Biogen Inc. (BIIB) is at the forefront of the biotechnology industry—one of the world’s most important and least understood sectors. With a market cap of $42.4 billion as of early April 2021, the company’s product line consists of a handful of very expensive and highly effective drugs used to treat serious diseases including multiple sclerosis (MS), leukemia, and hemophilia.
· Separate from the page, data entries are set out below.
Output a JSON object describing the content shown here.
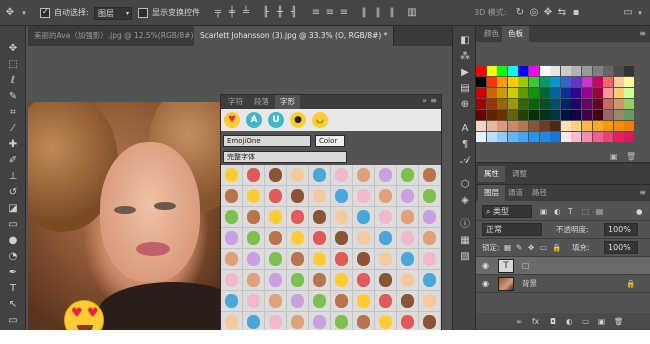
{
  "options_bar": {
    "auto_select_label": "自动选择:",
    "auto_select_value": "图层",
    "show_transform_label": "显示变换控件",
    "mode_3d_label": "3D 模式:"
  },
  "tabs": [
    {
      "label": "美丽的Ava（加强影）.jpg @ 12.5%(RGB/8#)",
      "active": false
    },
    {
      "label": "Scarlett Johansson (3).jpg @ 33.3% (O, RGB/8#) *",
      "active": true
    }
  ],
  "glyph_panel": {
    "tabs": [
      "字符",
      "段落",
      "字形"
    ],
    "active_tab": "字形",
    "font_family": "EmojiOne",
    "font_style": "Color",
    "filter": "完整字体",
    "recent": [
      {
        "symbol": "A",
        "color": "#3fb6c9"
      },
      {
        "symbol": "U",
        "color": "#3fb6c9"
      }
    ]
  },
  "swatches_panel": {
    "tabs": [
      "颜色",
      "色板"
    ],
    "active_tab": "色板"
  },
  "properties_panel": {
    "tabs": [
      "属性",
      "调整"
    ],
    "active_tab": "属性"
  },
  "layers_panel": {
    "tabs": [
      "图层",
      "通道",
      "路径"
    ],
    "active_tab": "图层",
    "filter_label": "类型",
    "blend_mode": "正常",
    "opacity_label": "不透明度:",
    "opacity": "100%",
    "lock_label": "锁定:",
    "fill_label": "填充:",
    "fill": "100%",
    "layers": [
      {
        "name": "□",
        "kind": "text",
        "visible": true,
        "selected": true
      },
      {
        "name": "背景",
        "kind": "image",
        "visible": true,
        "selected": false
      }
    ]
  }
}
Biogen specializes in therapies for neurological and neurodegenerative diseases. Unlike the products of many pharmaceutical companies, Biogen’s drugs are not mass-marketed on prime-time television. If you want help with anxiety or weight gain, Biogen can’t help you. If you have any of several debilitating conditions, it can.
The year 2020 was not a great one for Biogen. It reported full-year revenues totaling $13.4 billion, a 6% decrease over the previous year. In 2021, it faces what it terms a “financial reset” with the introduction of a generic version of its most-prescribed MS drug therapy. However, it also is awaiting regulatory approval of a new treatment for Alzheimer’s and has several other major new products in the pipeline.
Treating MS
According to Biogen’s own literature, 38% of multiple sclerosis sufferers worldwide use the company’s drugs, earning the company $8.9 billion. The company manufactures just 12 drugs, and six of them are treatments for MS. They include Tecfidera, Avonex, Plegridy, Fampyra, Tysabri, and Zinbryta.
Tecfidera, which costs $128 per daily dose and is the best-selling oral MS drug in the U.S., will be facing competition from generics in 2021. It has been a multibillion-dollar contributor to Biogen’s revenues since its introduction in 2013.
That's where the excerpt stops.